22 Kasım 2017 Çarşamba

uyanış yağmuru



elimde neyin kaldığını bilmiyorum
elimde ne vardı, yok hiçbir fikrim
sözcüklerim bitti
mimiklerim bana ihanet etti
parmak uçlarıma yağmurlar yağıyor.

iki duman arasında veya
günlerin sonunda ayyuka çıkan bir yalnızlık
solgun bir korku var üzerimde
bir kahkaha kadar özgürüz
beynimin koridorlarına yağmurlar yağıyor.

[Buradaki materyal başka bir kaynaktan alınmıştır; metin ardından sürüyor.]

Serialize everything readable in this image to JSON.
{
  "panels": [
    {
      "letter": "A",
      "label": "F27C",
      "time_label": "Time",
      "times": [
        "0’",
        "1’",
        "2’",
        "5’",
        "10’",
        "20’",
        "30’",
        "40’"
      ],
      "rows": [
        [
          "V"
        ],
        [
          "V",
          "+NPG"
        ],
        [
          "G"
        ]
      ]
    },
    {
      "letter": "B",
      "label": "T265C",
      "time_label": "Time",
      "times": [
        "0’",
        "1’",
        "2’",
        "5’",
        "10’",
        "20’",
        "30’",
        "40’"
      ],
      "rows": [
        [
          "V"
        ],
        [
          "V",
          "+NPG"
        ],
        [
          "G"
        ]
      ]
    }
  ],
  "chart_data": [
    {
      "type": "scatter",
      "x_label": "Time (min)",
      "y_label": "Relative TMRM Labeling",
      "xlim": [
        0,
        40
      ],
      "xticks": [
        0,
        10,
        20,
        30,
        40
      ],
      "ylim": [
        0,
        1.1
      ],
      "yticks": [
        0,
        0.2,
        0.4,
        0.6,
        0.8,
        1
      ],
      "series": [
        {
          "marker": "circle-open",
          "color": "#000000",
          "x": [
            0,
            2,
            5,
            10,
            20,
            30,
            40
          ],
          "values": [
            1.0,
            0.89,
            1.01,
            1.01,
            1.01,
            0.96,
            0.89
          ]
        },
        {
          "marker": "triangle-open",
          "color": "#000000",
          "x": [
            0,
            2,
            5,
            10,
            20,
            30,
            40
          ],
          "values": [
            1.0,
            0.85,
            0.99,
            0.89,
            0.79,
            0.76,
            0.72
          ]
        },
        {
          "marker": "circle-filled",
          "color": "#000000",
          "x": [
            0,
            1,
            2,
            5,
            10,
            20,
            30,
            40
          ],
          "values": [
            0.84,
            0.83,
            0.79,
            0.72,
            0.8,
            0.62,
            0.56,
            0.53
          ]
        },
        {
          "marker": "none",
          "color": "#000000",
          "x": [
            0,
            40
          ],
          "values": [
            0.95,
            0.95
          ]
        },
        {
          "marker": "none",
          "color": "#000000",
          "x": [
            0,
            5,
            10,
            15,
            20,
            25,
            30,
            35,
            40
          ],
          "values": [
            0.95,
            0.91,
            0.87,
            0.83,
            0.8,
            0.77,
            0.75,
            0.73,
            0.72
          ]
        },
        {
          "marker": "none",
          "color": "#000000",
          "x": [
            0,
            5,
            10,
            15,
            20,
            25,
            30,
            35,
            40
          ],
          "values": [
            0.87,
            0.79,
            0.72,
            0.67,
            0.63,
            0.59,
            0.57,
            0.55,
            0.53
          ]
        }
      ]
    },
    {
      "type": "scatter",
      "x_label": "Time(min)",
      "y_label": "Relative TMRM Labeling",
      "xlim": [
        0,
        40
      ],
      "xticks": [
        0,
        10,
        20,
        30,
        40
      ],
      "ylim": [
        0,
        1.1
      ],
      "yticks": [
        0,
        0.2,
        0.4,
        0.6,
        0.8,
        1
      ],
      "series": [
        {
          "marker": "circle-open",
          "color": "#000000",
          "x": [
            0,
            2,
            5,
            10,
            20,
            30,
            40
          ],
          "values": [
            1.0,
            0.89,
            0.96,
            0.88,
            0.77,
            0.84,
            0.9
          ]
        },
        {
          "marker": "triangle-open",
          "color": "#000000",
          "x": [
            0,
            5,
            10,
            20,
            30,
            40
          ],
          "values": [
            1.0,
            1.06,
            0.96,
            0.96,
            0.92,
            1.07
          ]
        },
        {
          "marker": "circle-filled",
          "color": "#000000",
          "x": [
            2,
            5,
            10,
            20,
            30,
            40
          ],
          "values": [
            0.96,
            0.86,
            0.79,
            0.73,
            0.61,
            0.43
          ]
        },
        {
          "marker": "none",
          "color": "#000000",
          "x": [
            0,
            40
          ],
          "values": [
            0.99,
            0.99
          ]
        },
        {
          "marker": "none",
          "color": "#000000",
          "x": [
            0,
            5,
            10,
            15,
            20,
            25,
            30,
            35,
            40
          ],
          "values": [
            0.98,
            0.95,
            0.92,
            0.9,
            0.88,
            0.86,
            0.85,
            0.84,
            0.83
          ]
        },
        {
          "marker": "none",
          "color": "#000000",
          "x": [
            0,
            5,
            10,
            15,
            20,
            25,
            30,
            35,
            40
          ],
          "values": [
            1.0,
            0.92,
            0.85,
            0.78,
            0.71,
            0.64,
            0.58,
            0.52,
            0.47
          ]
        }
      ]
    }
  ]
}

depremler sarsıyor her zerremi
şahsi mapushanemin duvarlarını sarsıyor
yolum düşmüyor uzak kentlere
aykırı bir rüzgara kapıldım
incinmiş yerlerime yağmurlar yağıyor.

inliyorum ay ışığında
hiç siyahı göğü izliyorum
ben ölmedim sanırım
acıkıyoruz sevgiye zaman zaman
dokunduğun tenime yağmurlar yağıyor.

hüznümü bir ağacın gövdesine bırakmak istiyorum
sevdam ise denizlere emanet
allahın solgun gözleri üzerimde
seni bulmak çok uzak bir ihtimal
ışıl ışıl hatıralara yağmurlar yağıyor.

delilik gizleniyor gölgemde
peşimden adımlıyor yolları
bir şişe rakı çekiyor canım
gemi olup açılacağım ölüm denizlerine
sarsılmış bilincime yağmurlar yağıyor.

bir keman sesi geliyor göklerden
her nota yüreğime çöküyor
kendimi bulmalıyım bu kez
kimsesizlik dökülüyor kanatlarından martıların
umutsuz yüreğime yağmurlar yağıyor.


16 Kasım 2017 Perşembe

alabildiğine

kanatlarının bıraktığı karanlık var üzerimde.
sen uçuyorsun hep güneş'in altında,
ben senin gölgende boğuluyorum.

kaçıp gitmeli belki bilinmeyene doğru.
soğuk, yıpratıcı bir gecenin hüznünü izlerken,
arkama bakmaya korkuyorum herkes gibi.

kül kaplamış rengarenk anlarını hayatın.
hatırladığım her şey gri,
göremiyorum neyin güzel olduğunu.

vurulup düşmekten korkmadım hiç.
gömülecek, silikleşecek ve unutulacağım,
benim korkum geç kucaklamak yaşamı.

belki bir duman daha alırsam fazla gelir.
zaten bu ihtimal beni ayakta tutan;
bir gün fazla gelebilir.

gözlerimi alıyor şimdi ay ışığı.
yurtsuz ve tatsız bir gece,
gün doğana dek böyle olacak bu.

mağlubiyetlerim hep masumiyetten.
ki, artık eskisi gibi değil,
alabildiğine pas tuttu içim.




5 Kasım 2017 Pazar

gergin

yüzündeki ışıktan bahsedebiliriz.
sakince kahvaltı yapabilir,
ardından çıldırabiliriz.

sıcacık suyun altında birbirimizi izleyebiliriz.
en güzel yerlerimizden kırılabilir,
kırıklarımızdan öpebiliriz.

kapıdan esen rüzgarı yok sayabiliriz.
yosun kaplı bir rüyadan uyanabilir,
günlerimiz bilinmeze de gitse sarılabiliriz.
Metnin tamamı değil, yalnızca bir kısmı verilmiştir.